I have been ranting for a while lately about having to use Google Analytics. I hope this will be over sometime soon, as I will switch to better analytics.
The first reason is obvious. Google is the worldwide king of data, and it’s a good thing if we can help from donating more of it when there is no good reason for it other than convenience.
Many people - including myself - use ad blockers, and rightfully so. But private analytics usually do not track you for any malicious purpose, and only benefit the users, as site owners will use the information to give users a better service. Ad blocking tools know this and blocking lists will often give private analytics a pass, making it more likely for owners to understand their users. Note that your mileage will vary, as uBlock Origin seems to block Piwik.
I am a fervent supported of open source, and I have a hard time suggesting users to run third-party scripts that contain who-knows-what. It’s the browser equivalent of
sudo curl | sh.
Let’s start with the most correct solution: server-side access log analytics with GoAccess. It is an excellent piece of software done right.
Installing the latest package from their repo on Debian is simple (otherwise look here):
echo "deb http://deb.goaccess.io/ $(lsb_release -cs) main" | sudo tee -a /etc/apt/sources.list.d/goaccess.list
Then, if you use Apache or Nginx like 99% of owners, you can do the following to get a command-like ncurses report (make sure to
chmod the logging folder, e.g /var/log/apache/ or /var/log/nginx/):
goaccess access.log -c --log-format=COMBINED
If all goes well, you can go on to generate the very neat HTML report, with filtering and other features:
goaccess access.log -a -o /path/to/report.html --log-format=COMBINED
Here is a quick preview of the HTML report on a VPS that had been running for a night:
Or even better, use the real-time server to always have access to the latest report (make sure the port is open in your firewall):
goaccess access.log --real-time-html -o /path/to/report.html --log-format=COMBINED --port=7890
Security is an important issue here. I suggest either setting up
cron to generate and email the report to you, or to put the report on a special path protected with a basic_auth or .htaccess login. After all, take a look at what GoAccess caught after just a night of Nginx running on a VPS with a firewall:
If you have an issue, refer to GoAccess’ get started page.
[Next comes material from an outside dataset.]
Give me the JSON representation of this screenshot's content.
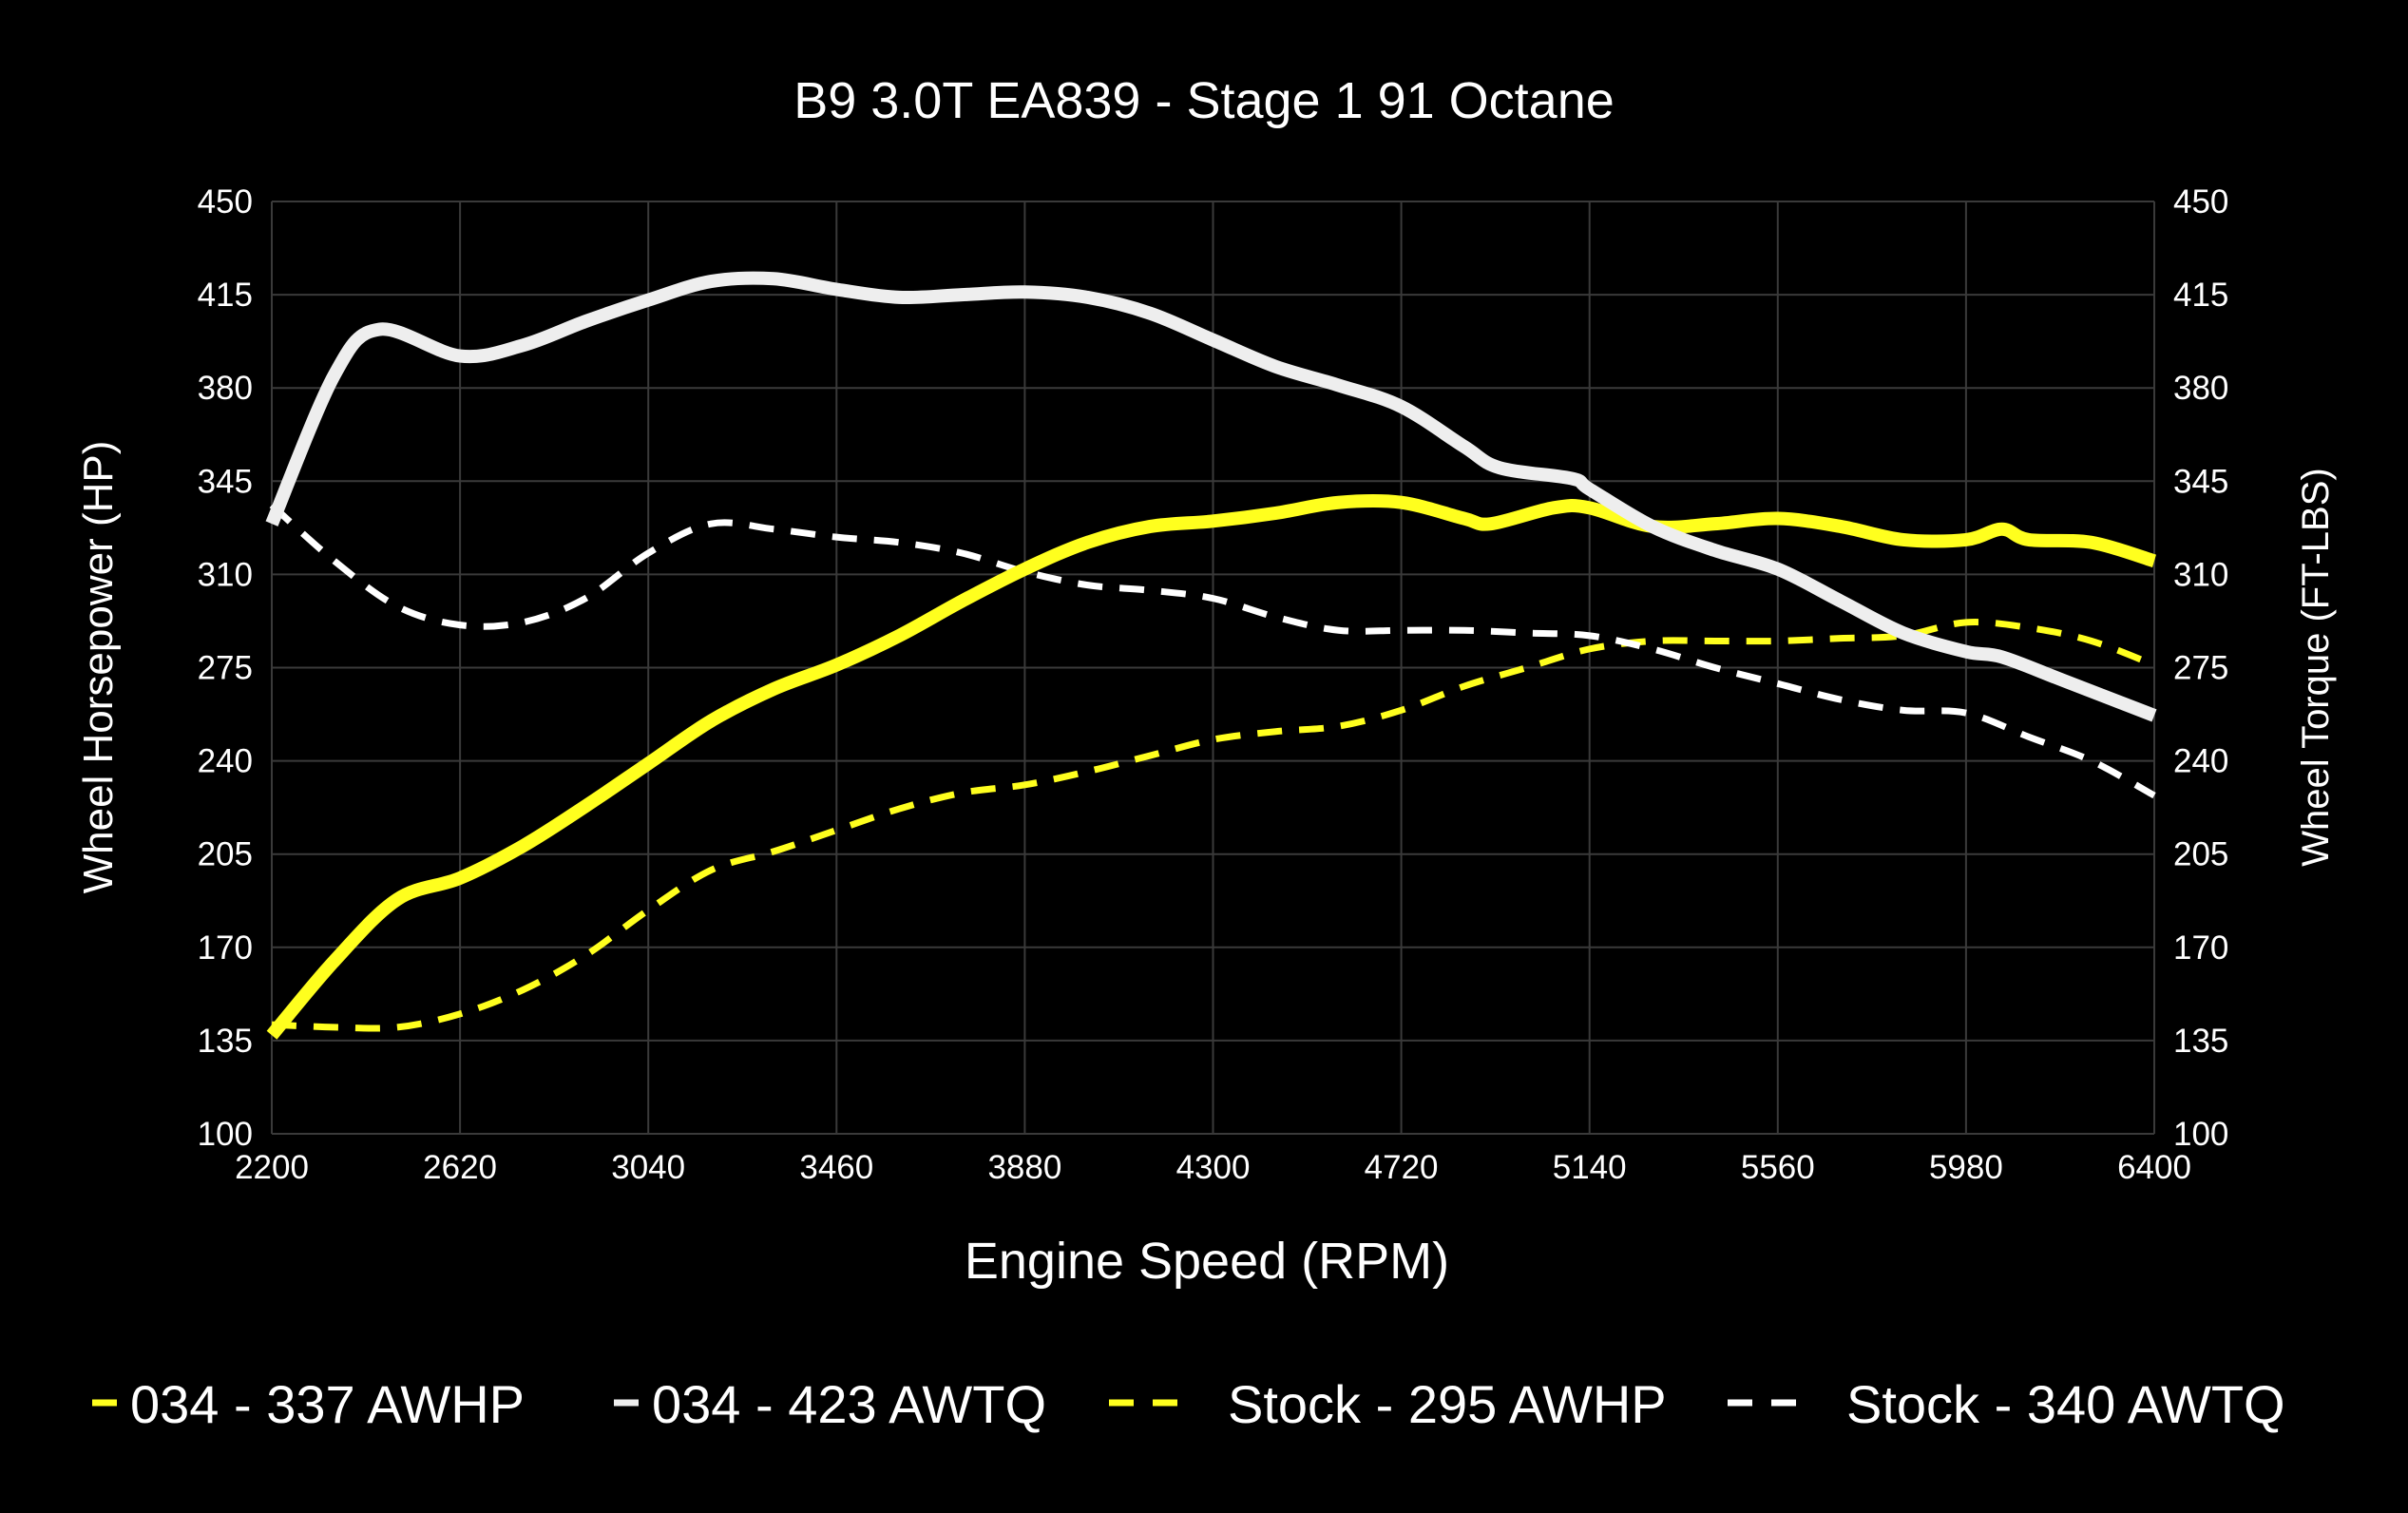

Of course, GoAccess has its downsides. It cannot discriminate between requests to a font or 404 page and actually interesting hits to a post like Google Analytics can. This is a job for Matomo!
Piwik recently split into Matomo and Piwik Pro. There was a legal fight with the owners of the trademark, and the open source folks had to fork their superior product and rebrand it as Matomo. Fair enough.
So, how should you install Matomo? I started to write a lengthy guide and got into problems with Nginx FastCGI, plus the packages got messy. So I’ll just recommend you use this excellent docker-compose.
This comes with MariaDB and Nginx. If you don’t want to run a dedicated server on another port, and instead you want to have example.com/piwik, use the simple matomo image and use your main server as a reverse proxy to that.
Here is a quick preview of Matomo:
Sadly (or fortunately, depending on your opinion), there are few alternatives for open source self-hosted trackers. I will mention count.ly for having a modern Node.js stack and an actual Docker image and script suite. Sadly, it is heavier than Matomo, being a full-fledged process, and will refuse to run under 2GB of RAM.
Here is an image of the Dashboard UI from their Github:
Depending on convenience, ethics and dedication, you may want to implement any of these solutions. I believe UNIX philosophy heavily leans towards GoAccess being the correct choice and encourage you to use it if you control your web server.